Participants underwent a baseline measurement in which they were asked about their typical information search habits, preferred research topics, and the factors they considered relevant when searching for information. This helped establish a starting point for comparison.
During the experiment, participants were placed in a realistic scenario and asked to search for relevant and current information on a specific topic. The “Google WITH journalistic content” group saw search results that included snippets of online newspapers and other journalistic sources, while the “Google WITHOUT journalistic content” group received search results without any journalistic content.
For years Big Tech platforms like Google and Meta, which owns Facebook and Instagram, have curated journalistic content without licensing it or compensating publishers even as they cornered the digital advertising market, enjoying record profits while the news industry has suffered historic economic woes.
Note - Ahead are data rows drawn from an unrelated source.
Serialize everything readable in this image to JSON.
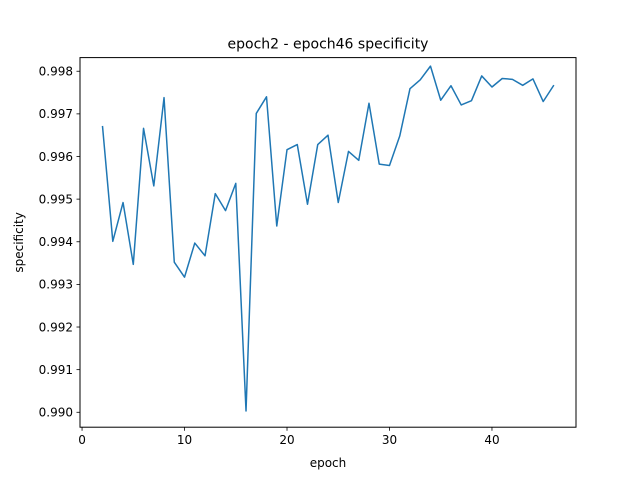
{
  "chart_data": {
    "type": "line",
    "title": "epoch2 - epoch46 specificity",
    "xlabel": "epoch",
    "ylabel": "specificity",
    "xlim": [
      -0.2,
      48.2
    ],
    "ylim": [
      0.98965,
      0.99832
    ],
    "xticks": [
      0,
      10,
      20,
      30,
      40
    ],
    "xtick_labels": [
      "0",
      "10",
      "20",
      "30",
      "40"
    ],
    "yticks": [
      0.99,
      0.991,
      0.992,
      0.993,
      0.994,
      0.995,
      0.996,
      0.997,
      0.998
    ],
    "ytick_labels": [
      "0.990",
      "0.991",
      "0.992",
      "0.993",
      "0.994",
      "0.995",
      "0.996",
      "0.997",
      "0.998"
    ],
    "grid": false,
    "series": [
      {
        "color": "#1f77b4",
        "x": [
          2,
          3,
          4,
          5,
          6,
          7,
          8,
          9,
          10,
          11,
          12,
          13,
          14,
          15,
          16,
          17,
          18,
          19,
          20,
          21,
          22,
          23,
          24,
          25,
          26,
          27,
          28,
          29,
          30,
          31,
          32,
          33,
          34,
          35,
          36,
          37,
          38,
          39,
          40,
          41,
          42,
          43,
          44,
          45,
          46
        ],
        "y": [
          0.9967,
          0.99401,
          0.99492,
          0.99347,
          0.99666,
          0.99531,
          0.99738,
          0.99352,
          0.99317,
          0.99397,
          0.99367,
          0.99513,
          0.99473,
          0.99537,
          0.99003,
          0.99701,
          0.9974,
          0.99437,
          0.99616,
          0.99628,
          0.99488,
          0.99628,
          0.9965,
          0.99492,
          0.99612,
          0.99591,
          0.99725,
          0.99582,
          0.99579,
          0.99648,
          0.99759,
          0.9978,
          0.99812,
          0.99732,
          0.99766,
          0.99721,
          0.99731,
          0.99789,
          0.99763,
          0.99783,
          0.99781,
          0.99767,
          0.99782,
          0.99729,
          0.99766
        ]
      }
    ]
  }
}
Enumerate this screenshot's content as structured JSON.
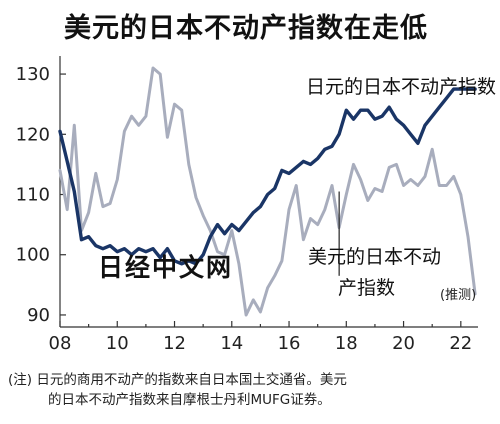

Simple lists of headlines and low-quality photos have evolved over the years into substantial summaries with high-quality photos that often preclude the need to read further, much less click through to a news website.
Discussions about whether Big Tech should pay for the news they use, and how much publishers should be compensated, have been mired in debates over the relative value of referral traffic and focused on the individual outlet level. The lack of data about the link between revenue and traffic, and the challenge of obtaining data from the platforms to enable publishers to make meaningful assessments, have hampered publishers as well as policymakers from being able to establish the true value of news on a given platform.
This study, however, sought to step back from assessing the value of a specific outlet-platform relationship to try to understand the value that Google search, which accounts for more than 90 percent of searches , obtains from the news industry. It also negates claims by Google and Meta that news is a relatively insignificant aspect of their platforms.
It emphasizes the need for a balanced information ecosystem, with cooperation between media platforms and content providers to ensure sustainability and enable democratic governance.